Na época em que se discutia a abertura política, em 1978, fez parte de um seleto grupo criado pelo então ministro da Justiça, Petrônio Portella, juntamente com Cláudio Lembo e o presidente da Fiesp. Uma notinha em jornal deu conta de que Lula teve uma reunião na casa de Delfim Netto em São Paulo, com esse grupo.
A nota, vazada por fontes ligadas à ditadura, tinha o objetivo de queimar o líder metalúrgico, que ameaçou abandonar as discussões. Alguns meses depois, mesmo sob ameaça, Lula comandaria a maior greve dos metalúrgicos no Brasil. Acabaria preso e, sob holofotes da mídia mundial, fundaria o Partido dos Trabalhadores, um marco na história do Brasil.

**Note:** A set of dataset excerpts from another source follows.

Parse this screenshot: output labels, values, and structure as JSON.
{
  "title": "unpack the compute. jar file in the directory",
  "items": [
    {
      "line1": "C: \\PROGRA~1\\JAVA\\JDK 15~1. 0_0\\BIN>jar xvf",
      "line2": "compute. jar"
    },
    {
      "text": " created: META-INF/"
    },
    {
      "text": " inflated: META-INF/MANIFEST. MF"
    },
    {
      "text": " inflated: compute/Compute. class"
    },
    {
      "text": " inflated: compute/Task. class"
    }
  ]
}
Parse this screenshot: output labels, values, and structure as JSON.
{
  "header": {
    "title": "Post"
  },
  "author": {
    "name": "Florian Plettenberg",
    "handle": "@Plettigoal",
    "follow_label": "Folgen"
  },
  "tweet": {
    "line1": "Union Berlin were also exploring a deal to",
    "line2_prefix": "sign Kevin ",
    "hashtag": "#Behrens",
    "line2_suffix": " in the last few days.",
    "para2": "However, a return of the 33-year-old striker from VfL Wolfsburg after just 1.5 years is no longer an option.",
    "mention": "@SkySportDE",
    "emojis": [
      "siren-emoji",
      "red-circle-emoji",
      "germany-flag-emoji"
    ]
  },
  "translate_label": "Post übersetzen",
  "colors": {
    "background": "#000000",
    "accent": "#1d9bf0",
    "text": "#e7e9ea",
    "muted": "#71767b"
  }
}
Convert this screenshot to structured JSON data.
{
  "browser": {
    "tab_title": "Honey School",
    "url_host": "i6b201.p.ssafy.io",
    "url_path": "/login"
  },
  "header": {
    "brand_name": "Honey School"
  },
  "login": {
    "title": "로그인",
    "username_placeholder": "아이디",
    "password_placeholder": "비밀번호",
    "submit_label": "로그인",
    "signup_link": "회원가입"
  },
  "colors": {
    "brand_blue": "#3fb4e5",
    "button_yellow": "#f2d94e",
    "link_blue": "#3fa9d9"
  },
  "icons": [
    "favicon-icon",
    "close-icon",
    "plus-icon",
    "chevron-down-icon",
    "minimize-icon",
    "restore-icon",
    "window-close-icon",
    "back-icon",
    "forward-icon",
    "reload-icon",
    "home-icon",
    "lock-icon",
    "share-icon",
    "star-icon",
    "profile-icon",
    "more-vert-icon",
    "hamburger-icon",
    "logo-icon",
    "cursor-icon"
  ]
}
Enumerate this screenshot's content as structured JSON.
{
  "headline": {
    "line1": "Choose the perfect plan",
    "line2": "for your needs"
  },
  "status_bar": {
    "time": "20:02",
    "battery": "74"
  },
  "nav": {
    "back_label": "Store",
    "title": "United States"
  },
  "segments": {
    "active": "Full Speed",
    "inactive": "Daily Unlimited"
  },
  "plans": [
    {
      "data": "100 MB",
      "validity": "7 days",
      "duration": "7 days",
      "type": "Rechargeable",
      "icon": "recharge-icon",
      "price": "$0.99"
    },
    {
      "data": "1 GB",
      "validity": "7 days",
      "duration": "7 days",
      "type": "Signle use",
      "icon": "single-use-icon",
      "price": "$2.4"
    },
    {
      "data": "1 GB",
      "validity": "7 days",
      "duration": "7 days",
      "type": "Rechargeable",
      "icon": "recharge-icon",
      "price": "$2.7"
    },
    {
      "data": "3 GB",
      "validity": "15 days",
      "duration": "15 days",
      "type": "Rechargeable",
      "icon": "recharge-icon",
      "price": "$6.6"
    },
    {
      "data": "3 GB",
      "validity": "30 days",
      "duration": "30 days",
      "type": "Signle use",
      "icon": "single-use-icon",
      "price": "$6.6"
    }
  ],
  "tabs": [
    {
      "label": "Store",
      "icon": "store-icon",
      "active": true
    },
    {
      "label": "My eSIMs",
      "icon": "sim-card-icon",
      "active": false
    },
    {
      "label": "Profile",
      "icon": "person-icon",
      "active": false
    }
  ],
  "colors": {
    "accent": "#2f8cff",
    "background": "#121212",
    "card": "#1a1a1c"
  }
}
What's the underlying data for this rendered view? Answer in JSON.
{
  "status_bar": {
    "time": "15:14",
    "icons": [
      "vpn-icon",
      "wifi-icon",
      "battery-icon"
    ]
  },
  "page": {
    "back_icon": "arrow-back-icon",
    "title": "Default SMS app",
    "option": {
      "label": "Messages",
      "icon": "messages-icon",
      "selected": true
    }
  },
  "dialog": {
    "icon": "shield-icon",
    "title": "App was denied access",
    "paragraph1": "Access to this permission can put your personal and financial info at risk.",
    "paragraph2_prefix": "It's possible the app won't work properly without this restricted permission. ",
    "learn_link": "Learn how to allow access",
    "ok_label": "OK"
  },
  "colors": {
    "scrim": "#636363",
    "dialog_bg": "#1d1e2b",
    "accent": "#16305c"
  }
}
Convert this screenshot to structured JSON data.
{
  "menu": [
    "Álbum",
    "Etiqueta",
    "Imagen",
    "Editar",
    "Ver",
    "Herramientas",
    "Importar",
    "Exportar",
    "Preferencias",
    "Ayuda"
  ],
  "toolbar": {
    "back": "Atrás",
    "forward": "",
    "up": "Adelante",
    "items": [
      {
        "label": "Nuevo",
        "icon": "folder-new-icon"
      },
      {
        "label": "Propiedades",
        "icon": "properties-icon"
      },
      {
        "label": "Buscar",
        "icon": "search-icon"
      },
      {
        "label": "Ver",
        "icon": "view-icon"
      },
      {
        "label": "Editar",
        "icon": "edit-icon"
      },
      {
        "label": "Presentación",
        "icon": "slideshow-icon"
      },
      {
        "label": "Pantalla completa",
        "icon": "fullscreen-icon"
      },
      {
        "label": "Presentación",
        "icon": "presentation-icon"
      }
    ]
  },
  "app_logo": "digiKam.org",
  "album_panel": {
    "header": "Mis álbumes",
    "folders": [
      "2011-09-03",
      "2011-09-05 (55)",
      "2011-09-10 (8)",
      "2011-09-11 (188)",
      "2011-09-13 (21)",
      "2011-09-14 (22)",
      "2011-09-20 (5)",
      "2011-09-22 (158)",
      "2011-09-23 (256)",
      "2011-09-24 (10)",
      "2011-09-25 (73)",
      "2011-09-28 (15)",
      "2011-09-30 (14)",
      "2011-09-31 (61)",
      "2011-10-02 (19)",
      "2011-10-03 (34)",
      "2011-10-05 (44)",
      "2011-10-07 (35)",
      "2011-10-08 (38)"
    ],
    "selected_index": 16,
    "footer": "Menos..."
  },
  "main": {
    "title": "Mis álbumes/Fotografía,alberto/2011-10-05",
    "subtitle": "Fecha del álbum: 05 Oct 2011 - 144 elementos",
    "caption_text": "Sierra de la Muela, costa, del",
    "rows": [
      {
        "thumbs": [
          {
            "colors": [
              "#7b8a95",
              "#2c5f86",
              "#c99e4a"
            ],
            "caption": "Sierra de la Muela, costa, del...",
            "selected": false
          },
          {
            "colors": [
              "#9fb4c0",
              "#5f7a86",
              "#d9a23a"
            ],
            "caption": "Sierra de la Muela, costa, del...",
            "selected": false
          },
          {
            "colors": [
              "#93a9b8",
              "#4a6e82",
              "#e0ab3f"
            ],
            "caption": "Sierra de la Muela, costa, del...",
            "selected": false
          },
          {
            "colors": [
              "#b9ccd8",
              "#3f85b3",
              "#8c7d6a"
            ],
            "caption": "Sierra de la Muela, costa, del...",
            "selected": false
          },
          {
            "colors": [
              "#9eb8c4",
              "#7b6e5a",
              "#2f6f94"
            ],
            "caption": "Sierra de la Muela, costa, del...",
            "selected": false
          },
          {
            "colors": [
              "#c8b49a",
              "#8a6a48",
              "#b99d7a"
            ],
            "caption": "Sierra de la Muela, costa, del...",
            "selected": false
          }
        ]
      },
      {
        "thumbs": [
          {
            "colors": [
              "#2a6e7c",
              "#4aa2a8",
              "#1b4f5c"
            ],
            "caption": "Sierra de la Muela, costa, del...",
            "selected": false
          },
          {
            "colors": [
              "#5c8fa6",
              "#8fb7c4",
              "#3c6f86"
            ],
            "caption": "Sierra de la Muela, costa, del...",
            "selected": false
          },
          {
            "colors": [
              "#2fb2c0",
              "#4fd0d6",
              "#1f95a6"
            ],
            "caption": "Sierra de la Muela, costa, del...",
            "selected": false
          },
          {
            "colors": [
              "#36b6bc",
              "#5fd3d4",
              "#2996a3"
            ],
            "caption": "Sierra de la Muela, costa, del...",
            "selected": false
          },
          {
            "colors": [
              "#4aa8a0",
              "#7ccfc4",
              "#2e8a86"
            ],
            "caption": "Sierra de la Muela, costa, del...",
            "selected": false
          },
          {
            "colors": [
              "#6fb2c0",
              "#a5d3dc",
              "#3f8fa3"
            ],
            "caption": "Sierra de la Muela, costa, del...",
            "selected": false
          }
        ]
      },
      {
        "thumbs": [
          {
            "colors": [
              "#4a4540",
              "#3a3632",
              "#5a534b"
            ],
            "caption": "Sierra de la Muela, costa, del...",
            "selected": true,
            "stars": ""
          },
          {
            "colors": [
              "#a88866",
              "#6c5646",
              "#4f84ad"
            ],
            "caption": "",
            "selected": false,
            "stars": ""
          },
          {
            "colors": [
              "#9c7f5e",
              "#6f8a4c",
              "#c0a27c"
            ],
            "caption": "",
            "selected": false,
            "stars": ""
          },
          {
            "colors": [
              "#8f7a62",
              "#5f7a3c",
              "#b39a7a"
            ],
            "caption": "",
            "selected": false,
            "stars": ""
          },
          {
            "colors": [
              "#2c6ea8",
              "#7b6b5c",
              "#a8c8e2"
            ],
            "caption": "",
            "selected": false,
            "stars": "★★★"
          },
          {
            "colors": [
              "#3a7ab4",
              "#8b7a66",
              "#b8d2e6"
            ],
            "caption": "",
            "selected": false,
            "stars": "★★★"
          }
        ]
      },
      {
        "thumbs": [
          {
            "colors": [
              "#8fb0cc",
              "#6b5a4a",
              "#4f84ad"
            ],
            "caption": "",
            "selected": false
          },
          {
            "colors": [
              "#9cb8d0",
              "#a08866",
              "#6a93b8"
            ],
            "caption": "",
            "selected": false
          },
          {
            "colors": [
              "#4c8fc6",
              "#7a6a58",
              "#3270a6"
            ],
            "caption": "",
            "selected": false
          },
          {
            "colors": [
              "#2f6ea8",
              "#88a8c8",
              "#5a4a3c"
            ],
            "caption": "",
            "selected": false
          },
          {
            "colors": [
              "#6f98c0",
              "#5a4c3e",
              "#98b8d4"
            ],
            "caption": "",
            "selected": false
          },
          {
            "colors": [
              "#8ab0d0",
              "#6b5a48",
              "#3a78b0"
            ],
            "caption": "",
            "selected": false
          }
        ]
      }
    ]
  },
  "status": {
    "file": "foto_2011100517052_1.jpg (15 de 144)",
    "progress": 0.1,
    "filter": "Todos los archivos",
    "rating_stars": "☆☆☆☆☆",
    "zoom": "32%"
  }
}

Delfim Netto, portanto, como antípoda da classe trabalhadora, foi fundamental para a ascensão de Lula e Fernando Henrique Cardoso, indiscutivelmente duas lideranças de um país que se redemocratizava.
Delfim era tão identificado com o regime militar que, em 1969, ao assinar o Ato Institucional número 5, que, entre outras aberrações, suspendeu as garantias do habeas corpus, declarou ao ditador Costa e Silva, em sessão gravada:
“Eu estou plenamente de acordo com a proposição que está sendo analisada no Conselho. E, se Vossa Excelência me permitisse, direi mesmo que creio que ela não é suficiente.”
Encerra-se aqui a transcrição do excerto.